SawStop® representative Chris Kraemer (center) presents Drs. Gesell (left) and McCall (right) with a certificate of appreciation.Over the past two years, the Waukesha County Medical Society (WCMS) has awarded $2,500 grants to eight local high schools to help fund the purchase of SawStop® table saws to replace traditional table saws used in industrial arts education. And for its efforts, the group was honored at a Town Hall meeting earlier this month.
“Promoting safety in the classroom is the first step in reducing the prevalence of table saw accidents in the workplace,” said WCMS Immediate Past President Tracy McCall, MD, a plastic and hand surgeon who spearheaded the initiative. “Through this program, I have developed a great respect for the work being done in our schools to provide high quality, safe education that will help address the shortage of people entering the skilled trades.”

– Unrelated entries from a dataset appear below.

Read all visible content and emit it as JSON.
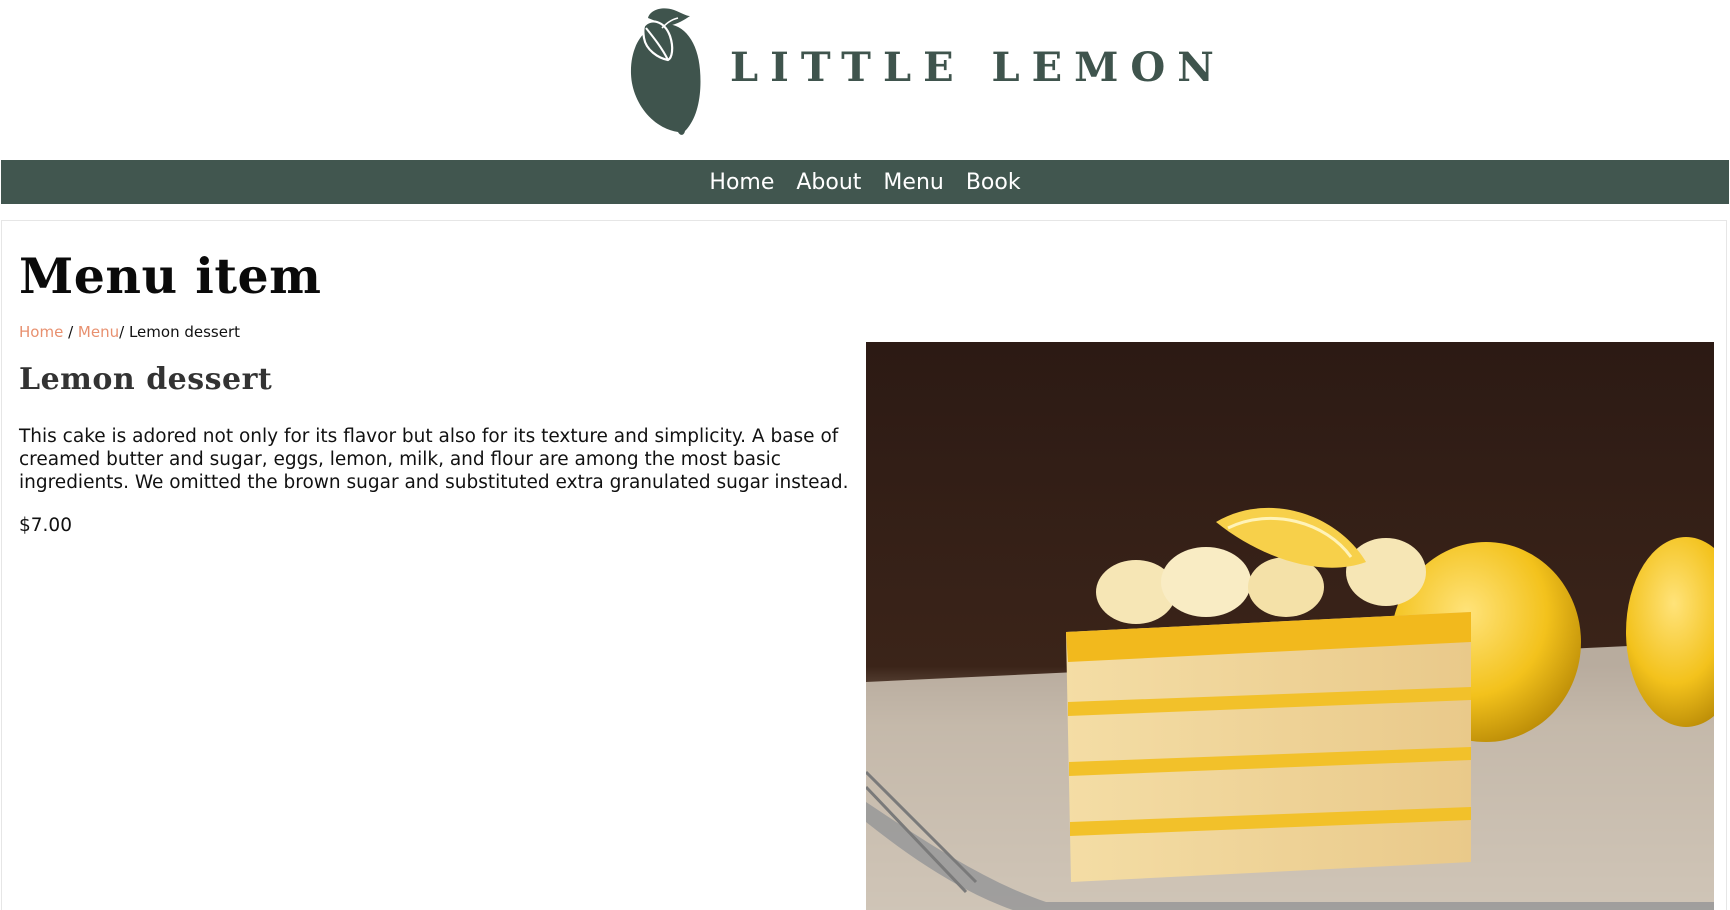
{
  "brand": {
    "name": "LITTLE LEMON",
    "color": "#3f544d"
  },
  "nav": {
    "items": [
      {
        "label": "Home"
      },
      {
        "label": "About"
      },
      {
        "label": "Menu"
      },
      {
        "label": "Book"
      }
    ],
    "background": "#41564f"
  },
  "page": {
    "title": "Menu item"
  },
  "breadcrumb": {
    "items": [
      {
        "label": "Home"
      },
      {
        "label": "Menu"
      }
    ],
    "separator": "/",
    "current": "Lemon dessert",
    "link_color": "#e8906f"
  },
  "item": {
    "name": "Lemon dessert",
    "description": "This cake is adored not only for its flavor but also for its texture and simplicity. A base of creamed butter and sugar, eggs, lemon, milk, and flour are among the most basic ingredients. We omitted the brown sugar and substituted extra granulated sugar instead.",
    "price": "$7.00"
  }
}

As part of its ongoing grants program, WCMS implemented a two-year Safe Saw Initiative with the primary goal to encourage local high schools to recognize safety in technology. Today, all schools in Waukesha County that have industrial arts programs have at least one SawStop® safe table saw.
Chris Kraemer, a Waukesha-based SawStop® representative, presented Dr. McCall and current WCMS president, Dr. Laurie Gesell, with a certificate of appreciation for the work done in the community through this initiative.
“We are proud of the work being done by the Waukesha County Medical Society to impress upon our youth the importance of safety as they learn new skills in preparation for joining the workforce,” said Kraemer.
Schools that received grants through the WCMS Safe Saw Initiative include: Arrowhead Union High School, Brookfield East High School, Menomonee Falls High School, New Berlin Eisenhower High School, New Berlin West High School, Norris School in Mukwonago, Oconomowoc High School and Waukesha South High School.
According to the National Consumers League, nearly 40,000 Americans are treated in hospital emergency rooms each year with injuries sustained while operating table saws. About 4,000 of those injuries—more than 10 every day—result in amputations. Table saw injuries cost the United States approximately $2 billion every year.